Dengan luas Bukhara adalah 32% dari luas wilayah Uzbekistan dengan kepadatan penduduknya 8,2% mewakili negara tersebut. Kota ini mengalami masa kejayaannya pada abad ke-9 M sampai abad ke-13 M sebagai pusat peradaban Islam dan perdagangan di Asia Tengah, di samping Samarkand. Keduanya terletak di Jalur Sutra yang menghubungkan Tiongkok dengan Asia Barat dan terus hingga ke Eropa.

Soekarno dan Makam Imam Bukhori

Kisah Soekarno dan makam Imam Bukhari adalah tentang bagaimana Soekarno menggunakan syarat kunjungan ke Uni Soviet pada 1961 untuk meminta pemimpin Soviet, Nikita Khrushchev menemukan makam perawi hadits legendaris itu di Samarkand, Uzbekistan, yang saat itu tak dikenal dan terbengkalai, yang akhirnya ditemukan, dipugar, dan kini menjadi situs ziarah penting, menunjukkan diplomasi budaya spiritual Soekarno yang berdampak besar bagi dunia Islam. Pada tahun 1998, Presiden Uzbekistan, Islam Karimov, mulai membangun kompleks peringatan yang megah dan menyatakan Imam Bukhari sebagai wali intelektual negaranya. Pusara Imam Bukhari terletak tiga puluh kilometer dari Samarkhand, di sebuah desa bernama Khartang, di Uzbekistan, Asia Tengah.

Diusir oleh Tiga Penguasa

“Berjuanglah. Jika kamu berhasil dan menang, kamu akan kehilangan banyak orang yang kamu cintai. Tapi, jika kamu diam dan menyerah, mati pun lebih buruk daripada hidup,” ( Imam Bukhori)

Imam Bukhari mendapat tekanan keras di akhir hayatnya dari penguasa kota-kota muslim. Lebih tepatnya kota Naisabur, Bukhara, dan Samarkhan.

Di antara sebabnya, pertama Imam Bukhari menolak mengajarkan anak-anak mereka di istana. Beliau selalu berkata: “Ilmu itu didatangi.
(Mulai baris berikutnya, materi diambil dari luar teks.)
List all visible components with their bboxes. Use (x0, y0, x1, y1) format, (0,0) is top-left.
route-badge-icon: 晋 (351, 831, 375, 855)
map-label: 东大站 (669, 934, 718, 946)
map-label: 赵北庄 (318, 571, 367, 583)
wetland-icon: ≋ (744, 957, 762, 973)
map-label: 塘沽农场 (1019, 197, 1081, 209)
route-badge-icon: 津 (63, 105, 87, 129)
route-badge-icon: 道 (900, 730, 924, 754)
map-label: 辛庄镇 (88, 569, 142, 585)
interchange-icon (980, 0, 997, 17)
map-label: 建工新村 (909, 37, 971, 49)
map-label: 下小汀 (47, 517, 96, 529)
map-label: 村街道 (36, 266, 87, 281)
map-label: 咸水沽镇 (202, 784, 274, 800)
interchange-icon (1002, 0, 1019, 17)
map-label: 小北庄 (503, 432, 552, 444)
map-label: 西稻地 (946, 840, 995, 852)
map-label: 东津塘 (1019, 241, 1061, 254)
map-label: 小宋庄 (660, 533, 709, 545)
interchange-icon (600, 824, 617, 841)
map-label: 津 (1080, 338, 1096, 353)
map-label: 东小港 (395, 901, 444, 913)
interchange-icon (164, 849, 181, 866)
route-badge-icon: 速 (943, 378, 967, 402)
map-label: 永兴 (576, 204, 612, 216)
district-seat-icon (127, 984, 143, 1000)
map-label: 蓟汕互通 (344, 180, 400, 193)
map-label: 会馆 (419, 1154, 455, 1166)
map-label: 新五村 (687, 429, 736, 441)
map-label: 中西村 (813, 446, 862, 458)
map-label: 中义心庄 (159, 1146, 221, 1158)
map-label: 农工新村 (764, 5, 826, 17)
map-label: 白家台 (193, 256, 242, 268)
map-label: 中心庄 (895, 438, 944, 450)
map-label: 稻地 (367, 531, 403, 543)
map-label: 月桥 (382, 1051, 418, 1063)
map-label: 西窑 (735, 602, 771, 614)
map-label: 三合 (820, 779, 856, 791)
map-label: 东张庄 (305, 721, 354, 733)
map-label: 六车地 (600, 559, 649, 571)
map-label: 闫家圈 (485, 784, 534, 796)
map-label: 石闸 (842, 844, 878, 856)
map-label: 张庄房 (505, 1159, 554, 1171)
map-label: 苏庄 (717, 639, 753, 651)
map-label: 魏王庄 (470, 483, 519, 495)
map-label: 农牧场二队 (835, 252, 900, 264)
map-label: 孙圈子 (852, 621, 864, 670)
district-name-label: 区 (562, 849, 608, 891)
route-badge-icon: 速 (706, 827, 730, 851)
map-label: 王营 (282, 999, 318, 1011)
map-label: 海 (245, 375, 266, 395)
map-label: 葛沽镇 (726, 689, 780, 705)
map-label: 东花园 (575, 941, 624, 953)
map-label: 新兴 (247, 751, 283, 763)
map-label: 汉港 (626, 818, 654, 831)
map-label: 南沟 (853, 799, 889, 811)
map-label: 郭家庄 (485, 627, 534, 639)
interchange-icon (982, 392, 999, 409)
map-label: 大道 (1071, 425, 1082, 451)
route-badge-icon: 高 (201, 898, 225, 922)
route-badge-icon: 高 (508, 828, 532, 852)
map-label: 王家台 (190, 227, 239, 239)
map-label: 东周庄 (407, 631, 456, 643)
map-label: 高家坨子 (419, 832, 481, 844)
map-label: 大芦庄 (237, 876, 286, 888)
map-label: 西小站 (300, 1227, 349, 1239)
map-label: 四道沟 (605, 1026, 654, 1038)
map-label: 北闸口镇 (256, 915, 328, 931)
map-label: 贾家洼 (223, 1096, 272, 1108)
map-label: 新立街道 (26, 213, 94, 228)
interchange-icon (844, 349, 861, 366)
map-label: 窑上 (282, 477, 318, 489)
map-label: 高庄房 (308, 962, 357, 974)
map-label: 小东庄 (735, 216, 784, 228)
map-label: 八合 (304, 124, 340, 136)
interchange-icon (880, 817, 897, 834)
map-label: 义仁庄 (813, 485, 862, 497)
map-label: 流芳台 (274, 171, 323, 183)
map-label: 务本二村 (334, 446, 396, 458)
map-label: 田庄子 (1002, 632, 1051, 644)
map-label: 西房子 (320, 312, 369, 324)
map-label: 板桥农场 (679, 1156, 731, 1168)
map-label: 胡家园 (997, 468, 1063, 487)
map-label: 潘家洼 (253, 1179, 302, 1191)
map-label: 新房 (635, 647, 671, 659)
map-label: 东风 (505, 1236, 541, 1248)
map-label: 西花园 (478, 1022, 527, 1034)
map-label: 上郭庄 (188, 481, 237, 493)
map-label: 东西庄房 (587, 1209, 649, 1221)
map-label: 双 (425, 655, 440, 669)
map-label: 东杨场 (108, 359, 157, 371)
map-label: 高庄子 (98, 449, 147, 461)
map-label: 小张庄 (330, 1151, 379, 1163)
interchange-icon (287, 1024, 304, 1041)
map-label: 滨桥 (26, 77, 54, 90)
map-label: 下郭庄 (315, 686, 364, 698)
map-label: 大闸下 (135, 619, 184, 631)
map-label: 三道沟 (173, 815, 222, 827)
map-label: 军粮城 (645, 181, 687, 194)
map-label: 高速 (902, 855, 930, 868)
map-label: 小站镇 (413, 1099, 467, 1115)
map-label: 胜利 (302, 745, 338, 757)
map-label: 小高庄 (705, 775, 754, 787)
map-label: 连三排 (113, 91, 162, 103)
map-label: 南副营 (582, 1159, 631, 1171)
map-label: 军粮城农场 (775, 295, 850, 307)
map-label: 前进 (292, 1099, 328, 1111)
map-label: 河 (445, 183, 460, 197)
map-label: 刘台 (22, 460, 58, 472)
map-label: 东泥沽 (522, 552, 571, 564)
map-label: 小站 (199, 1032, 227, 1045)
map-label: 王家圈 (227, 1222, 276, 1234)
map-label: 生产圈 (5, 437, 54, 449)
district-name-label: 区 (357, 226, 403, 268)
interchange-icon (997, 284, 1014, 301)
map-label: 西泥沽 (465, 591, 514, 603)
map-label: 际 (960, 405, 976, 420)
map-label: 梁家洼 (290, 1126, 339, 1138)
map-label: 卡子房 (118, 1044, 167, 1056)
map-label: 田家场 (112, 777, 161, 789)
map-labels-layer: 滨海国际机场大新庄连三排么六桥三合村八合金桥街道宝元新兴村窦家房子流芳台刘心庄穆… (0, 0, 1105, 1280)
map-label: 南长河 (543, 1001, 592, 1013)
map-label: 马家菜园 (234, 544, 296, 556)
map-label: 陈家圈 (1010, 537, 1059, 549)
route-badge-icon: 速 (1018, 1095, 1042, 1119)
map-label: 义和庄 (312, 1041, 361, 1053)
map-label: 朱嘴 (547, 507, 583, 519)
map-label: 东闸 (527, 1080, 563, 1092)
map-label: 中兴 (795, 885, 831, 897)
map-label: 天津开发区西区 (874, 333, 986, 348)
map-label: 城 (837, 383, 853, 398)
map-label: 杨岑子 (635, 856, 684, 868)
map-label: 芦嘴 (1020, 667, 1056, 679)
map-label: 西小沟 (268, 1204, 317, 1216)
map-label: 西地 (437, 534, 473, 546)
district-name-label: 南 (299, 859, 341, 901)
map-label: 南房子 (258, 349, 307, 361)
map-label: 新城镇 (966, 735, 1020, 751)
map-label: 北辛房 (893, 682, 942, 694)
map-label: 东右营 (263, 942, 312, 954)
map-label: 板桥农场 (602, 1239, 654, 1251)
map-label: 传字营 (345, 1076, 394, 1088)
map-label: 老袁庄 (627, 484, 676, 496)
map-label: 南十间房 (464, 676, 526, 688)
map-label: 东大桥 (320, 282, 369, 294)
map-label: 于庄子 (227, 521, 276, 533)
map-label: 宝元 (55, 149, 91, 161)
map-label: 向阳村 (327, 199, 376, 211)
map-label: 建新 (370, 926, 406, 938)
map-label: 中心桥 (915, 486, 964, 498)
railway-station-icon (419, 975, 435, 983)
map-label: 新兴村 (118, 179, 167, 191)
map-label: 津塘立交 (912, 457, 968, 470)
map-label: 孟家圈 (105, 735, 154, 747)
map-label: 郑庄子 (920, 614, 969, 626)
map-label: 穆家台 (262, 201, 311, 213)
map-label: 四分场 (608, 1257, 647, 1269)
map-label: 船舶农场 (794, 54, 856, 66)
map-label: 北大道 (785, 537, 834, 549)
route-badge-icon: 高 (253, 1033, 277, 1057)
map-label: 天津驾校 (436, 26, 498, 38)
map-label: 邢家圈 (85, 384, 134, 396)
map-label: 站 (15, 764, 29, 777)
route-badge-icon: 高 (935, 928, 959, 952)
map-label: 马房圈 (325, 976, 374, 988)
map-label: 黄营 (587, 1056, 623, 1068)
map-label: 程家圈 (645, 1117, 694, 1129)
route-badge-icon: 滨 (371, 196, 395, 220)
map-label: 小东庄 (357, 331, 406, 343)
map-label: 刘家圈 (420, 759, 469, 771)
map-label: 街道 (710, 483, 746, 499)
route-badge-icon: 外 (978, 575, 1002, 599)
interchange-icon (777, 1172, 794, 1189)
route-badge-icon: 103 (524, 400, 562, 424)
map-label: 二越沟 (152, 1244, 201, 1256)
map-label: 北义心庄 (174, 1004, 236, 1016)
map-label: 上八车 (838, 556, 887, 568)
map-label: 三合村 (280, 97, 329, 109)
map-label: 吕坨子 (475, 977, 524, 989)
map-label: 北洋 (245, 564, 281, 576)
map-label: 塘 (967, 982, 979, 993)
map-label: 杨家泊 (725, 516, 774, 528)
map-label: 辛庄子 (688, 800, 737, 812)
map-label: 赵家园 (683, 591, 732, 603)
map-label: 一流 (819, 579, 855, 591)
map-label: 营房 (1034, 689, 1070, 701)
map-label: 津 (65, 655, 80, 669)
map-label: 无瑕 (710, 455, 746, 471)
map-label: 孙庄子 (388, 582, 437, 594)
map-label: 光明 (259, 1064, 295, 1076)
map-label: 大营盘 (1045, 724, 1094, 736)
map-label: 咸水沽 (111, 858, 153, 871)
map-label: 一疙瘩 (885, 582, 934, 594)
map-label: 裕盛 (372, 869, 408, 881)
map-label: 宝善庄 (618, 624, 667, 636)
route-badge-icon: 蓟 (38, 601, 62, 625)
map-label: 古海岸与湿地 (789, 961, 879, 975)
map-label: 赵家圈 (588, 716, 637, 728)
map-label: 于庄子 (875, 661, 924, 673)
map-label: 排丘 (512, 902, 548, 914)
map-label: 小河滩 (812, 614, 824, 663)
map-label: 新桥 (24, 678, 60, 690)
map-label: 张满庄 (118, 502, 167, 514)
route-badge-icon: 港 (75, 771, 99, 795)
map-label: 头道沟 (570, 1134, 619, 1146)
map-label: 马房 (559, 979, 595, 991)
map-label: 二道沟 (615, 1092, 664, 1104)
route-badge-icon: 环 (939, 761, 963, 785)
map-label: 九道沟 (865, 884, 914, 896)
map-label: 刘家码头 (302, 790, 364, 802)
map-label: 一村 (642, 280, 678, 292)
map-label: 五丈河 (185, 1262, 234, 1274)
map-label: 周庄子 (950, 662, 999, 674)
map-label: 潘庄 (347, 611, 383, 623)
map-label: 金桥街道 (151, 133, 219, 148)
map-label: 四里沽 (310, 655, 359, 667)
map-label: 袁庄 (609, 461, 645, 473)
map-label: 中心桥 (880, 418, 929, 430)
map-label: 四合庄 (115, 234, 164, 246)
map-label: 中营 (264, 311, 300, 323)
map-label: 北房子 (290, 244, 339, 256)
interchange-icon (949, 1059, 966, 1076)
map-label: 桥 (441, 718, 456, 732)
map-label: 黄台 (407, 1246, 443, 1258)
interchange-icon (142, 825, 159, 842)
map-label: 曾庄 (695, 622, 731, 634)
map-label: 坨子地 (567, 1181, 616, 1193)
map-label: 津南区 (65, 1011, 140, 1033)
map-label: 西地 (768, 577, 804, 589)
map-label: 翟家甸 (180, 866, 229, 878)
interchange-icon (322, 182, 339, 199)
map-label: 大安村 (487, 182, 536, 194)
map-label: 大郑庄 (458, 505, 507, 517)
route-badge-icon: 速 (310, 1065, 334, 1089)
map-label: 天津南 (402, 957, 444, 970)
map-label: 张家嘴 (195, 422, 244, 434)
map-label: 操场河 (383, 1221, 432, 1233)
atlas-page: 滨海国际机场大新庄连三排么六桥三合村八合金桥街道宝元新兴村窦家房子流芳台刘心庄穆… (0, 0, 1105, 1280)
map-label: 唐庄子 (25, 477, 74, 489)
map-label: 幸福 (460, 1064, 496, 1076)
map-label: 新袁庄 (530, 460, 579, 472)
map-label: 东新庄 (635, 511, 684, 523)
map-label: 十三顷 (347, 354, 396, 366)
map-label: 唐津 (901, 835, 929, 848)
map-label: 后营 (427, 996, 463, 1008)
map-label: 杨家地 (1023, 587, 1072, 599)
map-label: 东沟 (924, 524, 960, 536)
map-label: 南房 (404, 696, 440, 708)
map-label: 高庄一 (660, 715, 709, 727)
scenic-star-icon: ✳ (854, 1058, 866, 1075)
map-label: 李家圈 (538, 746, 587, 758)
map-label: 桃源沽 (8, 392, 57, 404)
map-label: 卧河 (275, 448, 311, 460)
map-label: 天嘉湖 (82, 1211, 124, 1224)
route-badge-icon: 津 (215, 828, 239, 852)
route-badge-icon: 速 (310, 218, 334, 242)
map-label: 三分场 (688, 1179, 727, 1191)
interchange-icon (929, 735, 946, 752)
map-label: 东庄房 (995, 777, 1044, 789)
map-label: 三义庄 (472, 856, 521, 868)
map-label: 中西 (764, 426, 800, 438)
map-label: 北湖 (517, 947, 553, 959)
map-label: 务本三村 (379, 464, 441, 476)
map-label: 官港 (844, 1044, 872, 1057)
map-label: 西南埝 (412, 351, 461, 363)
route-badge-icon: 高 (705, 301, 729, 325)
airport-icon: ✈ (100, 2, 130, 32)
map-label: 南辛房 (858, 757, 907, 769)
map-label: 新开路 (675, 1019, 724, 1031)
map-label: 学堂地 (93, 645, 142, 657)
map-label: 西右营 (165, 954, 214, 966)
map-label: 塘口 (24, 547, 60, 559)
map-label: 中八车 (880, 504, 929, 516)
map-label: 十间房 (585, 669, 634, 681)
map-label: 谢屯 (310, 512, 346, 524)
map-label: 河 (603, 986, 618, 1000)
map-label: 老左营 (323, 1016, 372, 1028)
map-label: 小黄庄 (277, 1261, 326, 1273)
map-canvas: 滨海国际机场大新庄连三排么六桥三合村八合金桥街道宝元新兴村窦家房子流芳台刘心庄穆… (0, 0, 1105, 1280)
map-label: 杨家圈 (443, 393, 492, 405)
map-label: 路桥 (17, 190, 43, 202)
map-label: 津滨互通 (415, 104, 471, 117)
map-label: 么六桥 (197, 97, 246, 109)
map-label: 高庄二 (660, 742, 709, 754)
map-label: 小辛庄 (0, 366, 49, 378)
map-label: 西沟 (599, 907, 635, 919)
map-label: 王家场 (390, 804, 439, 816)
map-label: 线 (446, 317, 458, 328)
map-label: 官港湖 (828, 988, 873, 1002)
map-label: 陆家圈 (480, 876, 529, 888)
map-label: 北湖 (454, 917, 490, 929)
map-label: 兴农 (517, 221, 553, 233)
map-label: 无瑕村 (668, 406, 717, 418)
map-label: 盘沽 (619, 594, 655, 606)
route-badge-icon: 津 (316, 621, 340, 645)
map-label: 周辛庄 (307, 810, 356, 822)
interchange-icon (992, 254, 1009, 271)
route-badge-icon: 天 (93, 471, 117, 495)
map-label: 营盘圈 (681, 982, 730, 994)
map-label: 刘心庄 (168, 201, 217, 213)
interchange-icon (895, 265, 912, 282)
Bukan dibawakan ke pintu-pintu” Kedua, Rasa iri sebagian orang terhadap Imam Bukhari karena ketenaran dan sejarah yang ditorehnya.

Ketika Imam Bukhari berumur 62 tahun, penguasa Naisabur memerintahkannya untuk keluar dari kota dan berkata bahwa keberadaannya tidak lagi diharapkan.

Beliau pun meninggalkan Naisabur hingga sampai di tanah lahirnya, Bukhara. Orang berbondong-bondong menyambutnya di gerbang kota dengan harta dan gula. Masyarakat biasa, penuntut ilmu, dan sebagian ahli hadist berkumpul di sana meninggalkan majelis ahli hadis lain sehingga hal itu membuat panas hati sebagian orang.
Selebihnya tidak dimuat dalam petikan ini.